De cette absence d’action, Eggers tire une dramaturgie de la répétition, où la tension monte par paliers : même modus operandi que dans The Witch, où les membres d’une famille très puritaine disparaissaient les uns après les autres avant que les soupçons portant sur la fille aînée ne soient validés dans une scène de sabbat qui perçait platement le mystère entretenu par le film. En petit magicien du cinéma de genre, Eggers aime révéler le secret de ses tours – et c’est ce qu’il s’efforce de faire une nouvelle fois dans The Lighthouse, même si cette fois, le tour que le film nous joue paraît un peu moins plat, un peu mieux gardé aussi. Le huis-clos imposé aux deux personnages – qui croupissent dans un décor prenant l’eau peu à peu – permet en effet d’installer une relation relativement complexe entre Wake et Winslow : vampirisation, autodestruction, amour homosexuel sont des hypothèses que le film déploie successivement. Mais toutes ces versions, jouées de façon outrancière par les deux acteurs (qui cabotinent à qui mieux-mieux) marquent aussi la limite de la dramaturgie d’Eggers, et plus globalement de sa conception de la peur au cinéma. Car loin de rendre sensible le sentiment d’abandon et de claustrophobie qu’éprouvent les deux gardiens du phare, le film semble plutôt jouer à travers eux sa propre parodie. Restreint dans un registre d’alcoolique-pétomane, Willem Defoe fait beaucoup de grimaces et parvient à incarner un monstre qui n’est pas sans rappeler par moments le personnage de Bobby Peru dans Sailor & Lula (Lynch, 1990), mais ce monstre ne reste au fond que ce que le scénario a prévu qu’il soit : un solitaire atrabilaire qui boit pour surmonter ses peurs. Même échec d’incarnation en ce qui concerne Pattinson, qui joue l’homme à tout faire du phare, celui qui vide des pots de chambre remplis d’excréments et fait divers travaux harassants (dont le sens, bien souvent, nous échappe).
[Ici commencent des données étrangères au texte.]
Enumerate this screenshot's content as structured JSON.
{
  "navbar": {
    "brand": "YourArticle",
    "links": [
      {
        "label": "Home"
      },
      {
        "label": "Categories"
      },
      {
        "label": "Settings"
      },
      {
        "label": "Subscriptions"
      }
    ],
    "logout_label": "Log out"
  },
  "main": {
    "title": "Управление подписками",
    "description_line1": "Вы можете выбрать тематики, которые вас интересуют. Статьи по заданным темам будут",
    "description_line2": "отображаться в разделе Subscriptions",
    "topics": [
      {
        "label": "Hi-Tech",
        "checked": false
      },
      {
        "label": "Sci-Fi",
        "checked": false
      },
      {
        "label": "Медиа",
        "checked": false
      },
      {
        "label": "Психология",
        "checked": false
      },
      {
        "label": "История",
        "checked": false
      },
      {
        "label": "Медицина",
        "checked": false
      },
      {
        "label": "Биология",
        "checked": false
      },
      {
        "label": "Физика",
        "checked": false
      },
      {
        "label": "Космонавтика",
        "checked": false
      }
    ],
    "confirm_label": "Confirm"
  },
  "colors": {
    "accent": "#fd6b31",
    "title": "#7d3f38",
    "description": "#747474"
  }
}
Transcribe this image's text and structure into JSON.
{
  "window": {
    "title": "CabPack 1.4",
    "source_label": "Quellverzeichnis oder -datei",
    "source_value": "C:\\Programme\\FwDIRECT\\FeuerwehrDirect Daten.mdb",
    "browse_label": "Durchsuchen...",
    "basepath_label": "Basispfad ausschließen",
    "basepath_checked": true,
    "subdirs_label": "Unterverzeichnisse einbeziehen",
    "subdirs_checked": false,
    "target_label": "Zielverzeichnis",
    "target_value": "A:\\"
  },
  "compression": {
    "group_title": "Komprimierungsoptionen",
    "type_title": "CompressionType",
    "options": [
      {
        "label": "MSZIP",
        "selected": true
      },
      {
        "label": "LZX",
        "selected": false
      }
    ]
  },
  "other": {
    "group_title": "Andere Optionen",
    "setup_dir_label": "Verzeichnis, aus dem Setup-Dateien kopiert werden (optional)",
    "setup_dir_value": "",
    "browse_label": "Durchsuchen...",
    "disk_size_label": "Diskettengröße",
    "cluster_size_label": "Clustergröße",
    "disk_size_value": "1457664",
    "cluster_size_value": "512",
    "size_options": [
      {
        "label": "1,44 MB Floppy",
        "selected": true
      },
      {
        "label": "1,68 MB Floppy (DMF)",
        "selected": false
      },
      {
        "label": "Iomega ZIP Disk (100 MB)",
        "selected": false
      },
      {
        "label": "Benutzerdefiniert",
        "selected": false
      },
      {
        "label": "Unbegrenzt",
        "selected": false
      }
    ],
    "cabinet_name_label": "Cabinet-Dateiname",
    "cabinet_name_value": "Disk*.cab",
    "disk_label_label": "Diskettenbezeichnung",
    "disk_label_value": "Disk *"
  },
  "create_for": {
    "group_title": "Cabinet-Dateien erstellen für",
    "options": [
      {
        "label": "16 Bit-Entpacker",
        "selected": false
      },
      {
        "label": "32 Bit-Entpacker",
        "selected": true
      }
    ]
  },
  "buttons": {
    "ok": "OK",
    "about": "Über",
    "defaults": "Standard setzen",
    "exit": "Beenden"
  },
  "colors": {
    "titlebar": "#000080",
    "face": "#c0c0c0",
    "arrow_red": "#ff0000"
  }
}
Le scénario a prévu qu’il incarne, dans ce monde d’hommes aux visages burinés, le trouble sexuel : on le voit donc se masturber régulièrement sur une statuette aux formes féminines, puis fantasmer une présence sexuelle (fantasme lourdement souligné par les apparitions oniriques d’une sirène !), puis connaître un moment de trouble homoérotique lors d’une beuverie avec Wake, qu’il se retient d’embrasser. On en restera pourtant au stade de l’écriture : ce trouble dont le film veut faire son miel n’affecte d’ailleurs le jeu des deux acteurs qu’en le poussant vers la caricature.
« Putain de parodie »
« On dirait une putain de parodie » lâche à un moment Winslow, dans un éclair de lucidité pour lequel il faudrait presque applaudir Eggers. La possibilité de la parodie apparaît en dernier ressort comme la seule perspective véritablement réjouissante de The Lighthouse : on se désole presque de voir que celle-ci émerge si tardivement et qu’elle reste finalement à l’état de simple velléité. La réplique de Pattinson tombe en effet à plat, elle ne produit aucun changement de registre notable, ne perturbe pas le fonctionnement narratif du film : Winslow continue de se masturber et de voir des sirènes, il continue aussi d’accomplir des tâches absurdes et de boire de la gnôle avec Wake. On ne saura jamais ce qui se trouve du côté de la « putain de parodie » : très certainement l’envers du film que l’on a vu. C’est sur ce versant comique, à peine esquissé, que The Lighthouse aurait pu être considéré comme une réussite relative.